Powering Community through Community-Based Research
I enjoyed Toronto Carnival this past weekend. I spent time with family, danced, waved my Jamaican flag, and ate delicious Caribbean foods. A 10 out of 10 long weekend!
Each week, I focus on a different theme in my online content and this week’s theme is community-based research. As a social scientist, research is very important to me because of the stories research tells us. For me, data reveals our understanding of the world and societies and I see my role as a researcher to collect and analyze data that uncovers these stories.
Community-based research is research that is led by community members and centres their needs and priorities. Als called participatory research, the Arctic Institute for Community-Based Research (AICBR) outlines six principles that guide this type of research:
i. Participatory
ii. Cooperative
iii. Promotes co-learning
iv. Deepens capacity-building and system development
v. Empowers community embers in ways that are meaningful to them
vi. Combines research with action to create change
Communty-based research is a methodological approach that challenges the understanding that research is objective and value-free and instead recognizes that social research is often subjective and laden with values that reproduced power and privilege. Traditionally, research is led by academics and institutions that are often far removed from the communities they study. This gap between researchers and communities often led to research causing harm to communities and reinforcing negative stereotypes and biases.
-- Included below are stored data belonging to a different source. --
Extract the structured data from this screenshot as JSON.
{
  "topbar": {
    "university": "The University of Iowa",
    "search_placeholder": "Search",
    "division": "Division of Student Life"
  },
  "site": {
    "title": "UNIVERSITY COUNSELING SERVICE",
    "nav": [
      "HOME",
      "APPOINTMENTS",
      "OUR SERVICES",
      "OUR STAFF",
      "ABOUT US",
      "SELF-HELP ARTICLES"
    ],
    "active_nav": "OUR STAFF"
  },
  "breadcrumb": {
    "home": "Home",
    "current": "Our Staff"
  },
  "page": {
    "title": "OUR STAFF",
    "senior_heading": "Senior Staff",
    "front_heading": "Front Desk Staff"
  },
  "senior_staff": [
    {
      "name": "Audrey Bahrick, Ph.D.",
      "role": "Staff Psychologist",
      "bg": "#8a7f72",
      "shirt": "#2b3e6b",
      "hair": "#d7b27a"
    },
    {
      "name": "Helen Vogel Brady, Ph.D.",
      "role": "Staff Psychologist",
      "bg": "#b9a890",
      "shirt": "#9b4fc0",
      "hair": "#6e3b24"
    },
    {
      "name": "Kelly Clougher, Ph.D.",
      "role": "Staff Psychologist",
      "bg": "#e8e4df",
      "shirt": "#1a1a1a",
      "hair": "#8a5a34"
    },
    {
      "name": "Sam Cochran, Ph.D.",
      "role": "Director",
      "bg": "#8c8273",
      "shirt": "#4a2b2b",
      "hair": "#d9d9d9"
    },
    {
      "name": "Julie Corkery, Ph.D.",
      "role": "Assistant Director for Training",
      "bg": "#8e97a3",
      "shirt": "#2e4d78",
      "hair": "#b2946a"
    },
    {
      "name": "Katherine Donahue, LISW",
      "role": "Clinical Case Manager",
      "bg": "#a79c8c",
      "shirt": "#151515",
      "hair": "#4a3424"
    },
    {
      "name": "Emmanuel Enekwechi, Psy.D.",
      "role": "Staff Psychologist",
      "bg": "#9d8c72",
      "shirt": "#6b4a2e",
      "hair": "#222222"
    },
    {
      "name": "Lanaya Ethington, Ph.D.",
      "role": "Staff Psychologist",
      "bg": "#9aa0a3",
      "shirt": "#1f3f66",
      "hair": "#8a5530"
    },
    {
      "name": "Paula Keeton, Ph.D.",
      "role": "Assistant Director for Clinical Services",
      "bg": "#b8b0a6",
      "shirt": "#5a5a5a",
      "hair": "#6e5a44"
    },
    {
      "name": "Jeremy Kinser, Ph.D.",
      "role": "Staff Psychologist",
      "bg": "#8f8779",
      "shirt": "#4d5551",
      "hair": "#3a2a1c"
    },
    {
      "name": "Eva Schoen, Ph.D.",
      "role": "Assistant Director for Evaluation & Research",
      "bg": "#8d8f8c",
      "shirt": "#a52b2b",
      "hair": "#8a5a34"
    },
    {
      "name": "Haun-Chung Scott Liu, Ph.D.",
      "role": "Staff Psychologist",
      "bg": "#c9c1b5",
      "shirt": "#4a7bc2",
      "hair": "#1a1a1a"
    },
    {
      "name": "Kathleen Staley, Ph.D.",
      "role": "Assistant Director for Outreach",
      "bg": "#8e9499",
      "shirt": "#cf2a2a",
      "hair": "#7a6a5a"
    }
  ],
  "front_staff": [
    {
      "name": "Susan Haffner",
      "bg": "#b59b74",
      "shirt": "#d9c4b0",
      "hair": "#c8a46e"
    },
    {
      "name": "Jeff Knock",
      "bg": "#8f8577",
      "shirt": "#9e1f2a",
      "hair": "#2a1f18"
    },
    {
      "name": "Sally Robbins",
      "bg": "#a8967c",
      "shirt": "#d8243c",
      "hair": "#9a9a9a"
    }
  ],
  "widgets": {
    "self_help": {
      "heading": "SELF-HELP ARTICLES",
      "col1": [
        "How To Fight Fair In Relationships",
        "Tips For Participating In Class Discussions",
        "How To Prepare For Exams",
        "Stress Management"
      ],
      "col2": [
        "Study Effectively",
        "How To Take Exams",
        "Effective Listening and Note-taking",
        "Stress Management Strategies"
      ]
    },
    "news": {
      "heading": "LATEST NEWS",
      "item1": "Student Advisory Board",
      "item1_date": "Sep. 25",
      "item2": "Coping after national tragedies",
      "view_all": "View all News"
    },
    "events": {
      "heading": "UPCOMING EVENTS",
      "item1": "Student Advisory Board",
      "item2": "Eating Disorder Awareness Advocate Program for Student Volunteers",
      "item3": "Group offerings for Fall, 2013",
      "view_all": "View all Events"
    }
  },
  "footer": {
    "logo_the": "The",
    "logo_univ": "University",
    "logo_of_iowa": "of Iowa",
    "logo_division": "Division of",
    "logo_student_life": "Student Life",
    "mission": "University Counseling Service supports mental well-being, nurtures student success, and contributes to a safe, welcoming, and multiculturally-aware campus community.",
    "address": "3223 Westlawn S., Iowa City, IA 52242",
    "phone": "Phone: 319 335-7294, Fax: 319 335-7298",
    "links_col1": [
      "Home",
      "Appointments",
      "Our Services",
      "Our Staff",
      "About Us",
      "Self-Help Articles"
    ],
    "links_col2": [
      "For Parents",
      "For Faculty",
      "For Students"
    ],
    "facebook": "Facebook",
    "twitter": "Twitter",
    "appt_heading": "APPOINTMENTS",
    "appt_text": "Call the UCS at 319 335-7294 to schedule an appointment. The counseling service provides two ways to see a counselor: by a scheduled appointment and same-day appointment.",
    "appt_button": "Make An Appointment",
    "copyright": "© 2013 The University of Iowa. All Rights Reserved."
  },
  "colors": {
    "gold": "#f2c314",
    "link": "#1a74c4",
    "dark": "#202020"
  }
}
In this type of research, communities are important stakeholders who co-design studies that are significant to them. Academic institutions are partnerships in research that provide expertise and resources to communities and must be respectful of the expertise, knowledge, and values of communities. Thus, community-based research challenges assumptions that only academics and institutions create knowledge.
For equity-deserving groups such as Black, queer, gender-diverse, and disabled communities, community-based research has been particularly powerful because it allows these communities to set research agendas, create partnerships, document our realities, and develop knowledge. In the HIV/AIDS movements, community-based research has been used to document the realities of the epidemic and to mobilize people to take action in ways that academic research could not. This reframing of research and questioning of power and privilege within research processes led to significant improvements that saved lives.
I love participating in participatory, or community-based research because it allows me to be in solidarity with communities that are often ignored by institutions. I enjoy learning from people and working with them to create studies that analyze issues of importance to them.